Ödev cevabı kısaca,
İnsanlar, doğayla doğrudan etkileşim halindedir. İnsanın doğayla olan ilişkisi doğuştandır. Temel ihtiyaçları doğrultusunda sürekli ve kalıcı bir ilişki kuran insanlar, beslenme, barınma ve korunma ihtiyaçlarının çok büyük bir bölümünü doğan karşılamaktadır. Öte yandan insan bütünüyle ekolojik denge içerisinde yer alan bir canlı olarak doğayla kopmayan bir bütünlük içindedir. Ağaçları kesmek, omanları yakmak, yerlere tükürmek, yerlere izmarit atmak, fabrika bacalarına filtre takmamak ve denizlere çöp atmak.
İnsanın doğayla olan ilişkisinden dolayı verdikleri ve aldıkları bulunmaktadır. İnsanlar teknolojinin gelişmesi ve insani arzuların yozlaşması sonucunda doğaya zarar veren hareketler içinde yer almaktadır. Çevre kirliliği olarak insanlığın önünde bir sorun oluşması bu nedenledir.
Çevre kirliliği denince akla kısa vadeli kirliliklerden daha çok, uzun vadeli ve feci sonuçları olan kirlilikler gelmelidir. Su, hava, ses, gürültü, ışık kirlilikleri, sanayi atıkları, şehirleşmenin getirdiği yoğunluklar dünyaya ve haliyle doğaya uzun vadeli zararlar vermektedir.
Bu zararların en belirginleri, atmosferin incelmesi, ozonun delinmesi, küresel ısınma, buzulların erimesi, iklimlerin değişmesi, su kaynaklarının azalması, depremlerin çoğalması, yangınların artması, ormanların azalması ve benzeri şekildedir.

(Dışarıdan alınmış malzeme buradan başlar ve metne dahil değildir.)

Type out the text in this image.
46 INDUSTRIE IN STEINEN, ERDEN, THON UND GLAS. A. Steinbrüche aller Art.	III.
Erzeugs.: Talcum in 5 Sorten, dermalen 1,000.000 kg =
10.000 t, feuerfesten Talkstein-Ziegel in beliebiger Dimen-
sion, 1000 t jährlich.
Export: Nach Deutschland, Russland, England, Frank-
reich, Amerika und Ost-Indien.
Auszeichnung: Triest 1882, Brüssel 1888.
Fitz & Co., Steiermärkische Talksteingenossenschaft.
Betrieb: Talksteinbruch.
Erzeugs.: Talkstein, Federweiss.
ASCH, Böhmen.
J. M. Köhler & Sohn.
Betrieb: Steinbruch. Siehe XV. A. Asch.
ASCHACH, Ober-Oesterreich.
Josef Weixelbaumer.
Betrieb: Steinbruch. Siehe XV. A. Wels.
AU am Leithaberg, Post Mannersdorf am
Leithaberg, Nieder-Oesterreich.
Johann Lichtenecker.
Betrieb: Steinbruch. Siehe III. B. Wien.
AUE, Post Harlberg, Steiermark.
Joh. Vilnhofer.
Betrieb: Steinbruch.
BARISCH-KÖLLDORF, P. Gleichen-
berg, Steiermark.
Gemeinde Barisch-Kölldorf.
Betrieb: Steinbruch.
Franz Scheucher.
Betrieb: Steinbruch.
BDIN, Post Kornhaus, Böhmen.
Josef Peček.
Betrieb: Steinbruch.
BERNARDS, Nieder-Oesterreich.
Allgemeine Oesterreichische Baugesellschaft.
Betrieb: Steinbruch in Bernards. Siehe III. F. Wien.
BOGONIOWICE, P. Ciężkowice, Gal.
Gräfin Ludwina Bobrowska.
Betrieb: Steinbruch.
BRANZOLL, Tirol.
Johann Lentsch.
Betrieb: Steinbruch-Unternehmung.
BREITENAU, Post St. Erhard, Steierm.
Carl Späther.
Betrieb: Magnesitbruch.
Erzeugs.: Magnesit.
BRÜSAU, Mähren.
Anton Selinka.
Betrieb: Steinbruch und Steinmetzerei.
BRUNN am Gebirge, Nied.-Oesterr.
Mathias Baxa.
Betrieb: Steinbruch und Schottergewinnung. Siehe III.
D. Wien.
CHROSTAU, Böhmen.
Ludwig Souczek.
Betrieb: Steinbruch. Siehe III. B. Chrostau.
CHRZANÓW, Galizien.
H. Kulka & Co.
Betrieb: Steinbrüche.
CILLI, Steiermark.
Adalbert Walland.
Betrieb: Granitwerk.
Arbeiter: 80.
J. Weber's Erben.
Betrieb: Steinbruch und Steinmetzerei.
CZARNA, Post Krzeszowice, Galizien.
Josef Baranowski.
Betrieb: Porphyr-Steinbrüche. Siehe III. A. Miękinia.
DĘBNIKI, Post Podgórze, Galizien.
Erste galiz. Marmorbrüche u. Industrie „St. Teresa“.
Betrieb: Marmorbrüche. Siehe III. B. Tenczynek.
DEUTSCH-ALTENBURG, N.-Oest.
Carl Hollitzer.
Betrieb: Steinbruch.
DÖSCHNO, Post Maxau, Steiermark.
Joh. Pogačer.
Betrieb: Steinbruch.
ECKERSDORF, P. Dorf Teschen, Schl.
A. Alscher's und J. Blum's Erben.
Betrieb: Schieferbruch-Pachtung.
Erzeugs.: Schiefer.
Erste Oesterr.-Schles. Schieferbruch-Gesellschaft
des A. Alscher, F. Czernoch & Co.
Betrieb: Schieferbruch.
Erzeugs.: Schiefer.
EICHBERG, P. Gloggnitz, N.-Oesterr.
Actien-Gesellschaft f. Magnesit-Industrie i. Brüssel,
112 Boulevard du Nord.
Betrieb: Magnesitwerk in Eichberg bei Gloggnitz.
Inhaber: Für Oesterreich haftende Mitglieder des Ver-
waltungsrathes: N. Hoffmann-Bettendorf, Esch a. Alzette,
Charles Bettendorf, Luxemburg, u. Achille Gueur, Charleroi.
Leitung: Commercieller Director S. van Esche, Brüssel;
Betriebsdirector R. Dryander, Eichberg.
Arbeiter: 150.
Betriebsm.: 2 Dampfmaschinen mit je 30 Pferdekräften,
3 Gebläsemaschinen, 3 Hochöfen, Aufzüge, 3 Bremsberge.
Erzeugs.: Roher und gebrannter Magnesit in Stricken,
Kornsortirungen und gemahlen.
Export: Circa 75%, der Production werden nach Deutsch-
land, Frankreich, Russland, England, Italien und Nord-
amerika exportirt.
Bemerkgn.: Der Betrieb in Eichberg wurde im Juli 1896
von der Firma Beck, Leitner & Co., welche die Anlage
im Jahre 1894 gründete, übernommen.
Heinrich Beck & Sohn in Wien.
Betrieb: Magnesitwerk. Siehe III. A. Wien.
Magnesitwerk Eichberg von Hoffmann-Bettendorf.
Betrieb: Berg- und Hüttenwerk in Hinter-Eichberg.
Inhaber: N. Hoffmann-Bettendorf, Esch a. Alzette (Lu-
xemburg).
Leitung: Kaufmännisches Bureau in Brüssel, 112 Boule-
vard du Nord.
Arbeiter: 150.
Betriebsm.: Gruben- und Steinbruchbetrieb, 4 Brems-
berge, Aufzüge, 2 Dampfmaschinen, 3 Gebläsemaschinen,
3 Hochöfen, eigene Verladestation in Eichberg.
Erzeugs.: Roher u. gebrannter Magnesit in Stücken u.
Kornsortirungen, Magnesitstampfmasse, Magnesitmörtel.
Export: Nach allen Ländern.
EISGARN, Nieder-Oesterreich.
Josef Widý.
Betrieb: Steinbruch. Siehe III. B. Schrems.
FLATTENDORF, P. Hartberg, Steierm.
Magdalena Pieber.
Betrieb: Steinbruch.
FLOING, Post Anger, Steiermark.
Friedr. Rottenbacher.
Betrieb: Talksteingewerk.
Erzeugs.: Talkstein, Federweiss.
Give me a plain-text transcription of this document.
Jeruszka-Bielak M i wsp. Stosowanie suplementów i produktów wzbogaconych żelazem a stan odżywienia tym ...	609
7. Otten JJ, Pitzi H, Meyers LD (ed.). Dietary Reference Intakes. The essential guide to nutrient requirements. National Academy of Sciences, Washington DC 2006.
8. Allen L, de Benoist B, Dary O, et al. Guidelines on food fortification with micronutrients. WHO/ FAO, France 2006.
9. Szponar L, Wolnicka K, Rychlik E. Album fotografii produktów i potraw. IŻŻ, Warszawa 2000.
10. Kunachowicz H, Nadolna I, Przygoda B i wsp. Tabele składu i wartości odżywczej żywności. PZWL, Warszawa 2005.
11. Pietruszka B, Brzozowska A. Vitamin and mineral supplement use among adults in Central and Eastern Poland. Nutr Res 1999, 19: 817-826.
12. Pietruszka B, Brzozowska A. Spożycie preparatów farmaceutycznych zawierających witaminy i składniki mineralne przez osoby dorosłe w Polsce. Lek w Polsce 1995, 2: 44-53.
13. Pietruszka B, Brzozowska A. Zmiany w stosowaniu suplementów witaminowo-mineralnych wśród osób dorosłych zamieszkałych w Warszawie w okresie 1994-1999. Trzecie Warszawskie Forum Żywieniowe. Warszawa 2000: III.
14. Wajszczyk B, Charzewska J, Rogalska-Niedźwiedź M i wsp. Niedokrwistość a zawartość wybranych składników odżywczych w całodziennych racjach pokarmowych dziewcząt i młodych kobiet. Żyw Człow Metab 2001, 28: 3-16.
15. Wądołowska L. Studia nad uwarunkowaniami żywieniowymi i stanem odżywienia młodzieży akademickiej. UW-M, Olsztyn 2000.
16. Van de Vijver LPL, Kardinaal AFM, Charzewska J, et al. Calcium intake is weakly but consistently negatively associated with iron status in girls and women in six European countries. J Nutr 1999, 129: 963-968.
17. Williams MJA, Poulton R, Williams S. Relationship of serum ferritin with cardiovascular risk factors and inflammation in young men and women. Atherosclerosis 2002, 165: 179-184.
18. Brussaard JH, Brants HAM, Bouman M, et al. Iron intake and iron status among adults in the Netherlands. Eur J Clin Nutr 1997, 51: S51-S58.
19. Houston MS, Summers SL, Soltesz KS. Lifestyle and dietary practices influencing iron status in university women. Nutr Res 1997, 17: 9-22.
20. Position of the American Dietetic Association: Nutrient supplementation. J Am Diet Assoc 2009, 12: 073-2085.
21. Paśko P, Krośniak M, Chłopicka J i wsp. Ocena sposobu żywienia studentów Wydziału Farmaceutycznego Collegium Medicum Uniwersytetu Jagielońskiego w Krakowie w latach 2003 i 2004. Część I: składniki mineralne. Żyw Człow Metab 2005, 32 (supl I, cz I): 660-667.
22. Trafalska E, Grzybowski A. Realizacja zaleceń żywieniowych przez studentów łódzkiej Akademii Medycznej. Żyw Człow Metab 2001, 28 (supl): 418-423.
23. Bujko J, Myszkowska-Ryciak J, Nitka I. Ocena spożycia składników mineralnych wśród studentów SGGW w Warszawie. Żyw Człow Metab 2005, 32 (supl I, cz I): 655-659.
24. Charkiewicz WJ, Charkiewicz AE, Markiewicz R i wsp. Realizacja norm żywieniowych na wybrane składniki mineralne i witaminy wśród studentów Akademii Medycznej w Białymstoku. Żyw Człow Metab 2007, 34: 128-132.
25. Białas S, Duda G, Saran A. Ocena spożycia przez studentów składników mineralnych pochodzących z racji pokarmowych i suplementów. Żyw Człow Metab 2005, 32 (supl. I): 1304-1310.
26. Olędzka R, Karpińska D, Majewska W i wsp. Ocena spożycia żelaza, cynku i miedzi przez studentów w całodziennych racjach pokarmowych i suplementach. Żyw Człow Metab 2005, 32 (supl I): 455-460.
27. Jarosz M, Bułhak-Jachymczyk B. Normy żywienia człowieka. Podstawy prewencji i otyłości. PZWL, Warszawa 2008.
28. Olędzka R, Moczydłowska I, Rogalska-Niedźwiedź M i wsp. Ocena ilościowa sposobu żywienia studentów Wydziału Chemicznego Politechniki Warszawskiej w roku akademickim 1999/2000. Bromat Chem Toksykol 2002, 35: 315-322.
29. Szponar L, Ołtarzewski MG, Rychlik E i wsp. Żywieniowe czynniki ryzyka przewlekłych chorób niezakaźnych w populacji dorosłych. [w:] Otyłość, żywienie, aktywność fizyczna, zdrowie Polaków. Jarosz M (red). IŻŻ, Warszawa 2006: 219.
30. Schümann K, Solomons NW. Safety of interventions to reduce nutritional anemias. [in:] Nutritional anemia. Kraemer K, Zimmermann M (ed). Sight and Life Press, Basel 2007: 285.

Sanayileşme, fabrikalaşma, şehirleşme ve gelişen teknolojik imkanların olumsuz etkileri insanı ve çevresini yani doğal yaşamı doğrudan etkileyen olguların oluşmasına neden olmaktadır. Ayrıca açığa çıkan enerji ihtiyaçları için yapılan yanlış yatırımlar doğayı tahrip etmekte ve ekolojik dengeyi doğrudan vurmaktadır. Hayvan ve bitki nesillerinin tükenmesi, tarihi ve doğal eserlerin özelliğini kaybetmesi insan kaynaklı oluşan doğaya verilen zararların bir başka tarafıdır.